Defining the object should always be the first task of analysis. Narrow your eyes, focus on the object, trace the contours, ready the scalpel held clenched in the hand. It’s simple good practice. But Steven Seagal makes this difficult. His character – as we have witnessed it, a throbbing figure enclosed within the show Steven Seagal: Lawman – is in possession of many diverse attributes. Multifaceted Seagal oscillates at a rate of knots, switching hats with nary a thought for continuity. One moment he’s the pinnacle of Zen calm, the next he’s a furious implement of the law. Within minutes he goes from lecturing on the dangers of guns to playing real life Time Crisis in a tornado of grinning joviality.

Episode seven problematises our definition of Seagal even more. For some time Seagal and his comrades have been visiting victims of Hurricane Katrina, the poor people whose homes were wrecked in the storm. We see a couple having to rebuild their house from scratch. They are forced to live in a trailer by the side of the lawn, dedicating every spare minute to laying floorboards and putting in fresh windows. Misfortune has hampered their very existence. Luckily for them Seagal is coming round for tea. Not only does he sup down the tea with the finest Darjeeling swallow I’ve ever seen, but he also deigns to showcase a new skill. Enter Seagal the painter.

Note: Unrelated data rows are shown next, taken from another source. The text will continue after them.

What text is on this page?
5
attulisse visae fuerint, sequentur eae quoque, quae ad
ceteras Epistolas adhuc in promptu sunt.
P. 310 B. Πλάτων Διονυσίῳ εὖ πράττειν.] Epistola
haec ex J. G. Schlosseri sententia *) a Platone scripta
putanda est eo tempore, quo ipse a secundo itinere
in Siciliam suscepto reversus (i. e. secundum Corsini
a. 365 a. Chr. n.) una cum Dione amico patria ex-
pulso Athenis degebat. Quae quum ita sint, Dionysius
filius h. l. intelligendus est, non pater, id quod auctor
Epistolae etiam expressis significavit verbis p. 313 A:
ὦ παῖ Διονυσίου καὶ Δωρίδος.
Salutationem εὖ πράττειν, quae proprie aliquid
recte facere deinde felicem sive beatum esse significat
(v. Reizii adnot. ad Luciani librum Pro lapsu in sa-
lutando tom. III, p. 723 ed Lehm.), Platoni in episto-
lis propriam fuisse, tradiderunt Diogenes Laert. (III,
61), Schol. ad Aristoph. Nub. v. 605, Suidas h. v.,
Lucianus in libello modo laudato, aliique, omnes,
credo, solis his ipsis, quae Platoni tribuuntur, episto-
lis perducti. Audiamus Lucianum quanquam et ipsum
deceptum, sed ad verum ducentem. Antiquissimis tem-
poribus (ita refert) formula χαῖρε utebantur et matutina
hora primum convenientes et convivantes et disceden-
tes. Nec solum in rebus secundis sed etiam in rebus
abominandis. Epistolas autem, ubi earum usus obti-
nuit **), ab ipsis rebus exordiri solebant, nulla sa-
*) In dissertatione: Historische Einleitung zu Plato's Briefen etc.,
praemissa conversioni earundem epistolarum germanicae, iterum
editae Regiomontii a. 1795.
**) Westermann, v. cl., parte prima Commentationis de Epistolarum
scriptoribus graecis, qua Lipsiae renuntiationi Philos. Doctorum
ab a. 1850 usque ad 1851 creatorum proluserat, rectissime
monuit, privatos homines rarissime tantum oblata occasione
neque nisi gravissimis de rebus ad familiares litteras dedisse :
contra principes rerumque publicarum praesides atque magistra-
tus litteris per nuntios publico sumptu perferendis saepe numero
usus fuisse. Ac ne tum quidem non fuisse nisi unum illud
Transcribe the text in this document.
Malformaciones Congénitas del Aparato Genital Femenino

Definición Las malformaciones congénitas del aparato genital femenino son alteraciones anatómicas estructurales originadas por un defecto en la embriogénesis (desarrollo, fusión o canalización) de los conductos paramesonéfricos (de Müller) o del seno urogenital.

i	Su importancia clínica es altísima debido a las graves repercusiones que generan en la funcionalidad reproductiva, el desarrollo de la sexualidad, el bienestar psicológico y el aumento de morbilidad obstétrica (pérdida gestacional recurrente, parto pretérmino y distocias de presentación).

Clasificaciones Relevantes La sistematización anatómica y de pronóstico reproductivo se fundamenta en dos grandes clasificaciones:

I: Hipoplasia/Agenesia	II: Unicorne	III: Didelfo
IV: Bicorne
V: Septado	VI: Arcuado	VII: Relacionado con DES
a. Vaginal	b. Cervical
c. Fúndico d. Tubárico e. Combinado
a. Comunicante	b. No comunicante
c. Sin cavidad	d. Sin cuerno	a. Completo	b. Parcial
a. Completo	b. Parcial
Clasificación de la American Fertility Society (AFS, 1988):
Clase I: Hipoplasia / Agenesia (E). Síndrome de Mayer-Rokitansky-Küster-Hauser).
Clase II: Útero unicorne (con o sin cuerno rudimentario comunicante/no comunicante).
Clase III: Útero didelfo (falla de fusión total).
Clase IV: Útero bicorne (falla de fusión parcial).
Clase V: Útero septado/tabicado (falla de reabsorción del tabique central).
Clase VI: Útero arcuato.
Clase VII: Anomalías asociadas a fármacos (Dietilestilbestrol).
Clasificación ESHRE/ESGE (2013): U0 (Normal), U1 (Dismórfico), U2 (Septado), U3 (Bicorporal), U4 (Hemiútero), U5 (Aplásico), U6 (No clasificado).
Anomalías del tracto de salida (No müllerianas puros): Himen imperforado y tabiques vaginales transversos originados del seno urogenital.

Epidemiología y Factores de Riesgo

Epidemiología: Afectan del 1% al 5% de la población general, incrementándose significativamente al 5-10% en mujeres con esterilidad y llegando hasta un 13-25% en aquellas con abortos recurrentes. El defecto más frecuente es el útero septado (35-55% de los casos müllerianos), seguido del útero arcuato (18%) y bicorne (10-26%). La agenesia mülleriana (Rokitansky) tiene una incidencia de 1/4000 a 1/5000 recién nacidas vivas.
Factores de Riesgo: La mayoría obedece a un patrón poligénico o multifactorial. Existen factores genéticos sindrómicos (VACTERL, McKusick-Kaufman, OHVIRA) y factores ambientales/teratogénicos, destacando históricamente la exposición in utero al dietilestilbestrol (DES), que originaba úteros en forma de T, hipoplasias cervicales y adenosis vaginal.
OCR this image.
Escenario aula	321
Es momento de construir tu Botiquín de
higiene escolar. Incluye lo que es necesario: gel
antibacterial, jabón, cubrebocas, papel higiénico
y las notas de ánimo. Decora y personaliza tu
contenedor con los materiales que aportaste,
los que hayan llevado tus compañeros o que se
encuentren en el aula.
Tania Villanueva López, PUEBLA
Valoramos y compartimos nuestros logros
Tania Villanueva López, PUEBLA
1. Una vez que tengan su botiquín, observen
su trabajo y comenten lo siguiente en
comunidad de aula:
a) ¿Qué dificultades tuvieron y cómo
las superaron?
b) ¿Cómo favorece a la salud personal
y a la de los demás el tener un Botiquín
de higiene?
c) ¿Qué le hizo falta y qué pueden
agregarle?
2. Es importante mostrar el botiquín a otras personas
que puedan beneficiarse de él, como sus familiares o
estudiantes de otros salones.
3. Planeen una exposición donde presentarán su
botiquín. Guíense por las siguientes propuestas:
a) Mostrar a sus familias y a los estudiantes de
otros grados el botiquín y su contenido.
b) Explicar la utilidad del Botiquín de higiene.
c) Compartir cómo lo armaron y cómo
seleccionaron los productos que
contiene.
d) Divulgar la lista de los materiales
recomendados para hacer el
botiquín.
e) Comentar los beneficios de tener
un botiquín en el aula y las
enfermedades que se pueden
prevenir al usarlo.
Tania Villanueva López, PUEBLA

The maestro is seemingly a composition of innumerable tints. Cast across Seagal’s pupils are a thousand stelae, each one of which is inscribed with a long inventory of his skills. Alas we’ll never see them, never read their words, never study their meaning. All we have are the pronouncements given form in
Lawman.

Seagal, paintbrush in hand, splashes white upon the house walls, warmed by countless loving looks thrust at him by the couple. They appreciate his good deeds. Seagal eases into a Michelangelo trance, colours twenty Adams and seven Noahs, then leaves to join his boys on the street beat. The artist has many drains upon his time.

Intercut with this dazzling display of aesthetic elegance are scenes of brutal criminality. These two threads are generated to underscore the antithetical relationship between artisanal creation and criminal iniquity. What can be more the obscene opposite of art than the dirty murderers that Seagal and co spend half the episode chasing? Homicide has no place in Jefferson Parish, Louisiana. We see the officers don sober faces and bemoan the attack on two men. Seagal, angst-ridden and approaching a stage of despair, takes a moment to quote from Madame Bovary apropos their position: “our duty is to feel what is sublime and cherish what is beautiful.” Clearly the murderers hinder this mission. He goes on to poetically render his feelings further: “that really pisses me off bad.”

The episode ends with a final turn on the carousel of wildly burgeoning Seagalian talents. Seagal arrives back at the house-building couple. They have successfully rebuilt their home and are having a party to celebrate. Naturally they are jubilant at the arrival of Seagal. Not only has he brought upon them his presence, but he also comes bearing gifts. Enter Seagal the botanist. From the rear of his vehicle, now a makeshift greenhouse, come ferns and daffodils, roses and orchids, thick bushes of wholesomely verdant bamboo. The happy couple accept Seagal’s plants before Seagal rushes off to deliver a sycamore tree to another housewarming.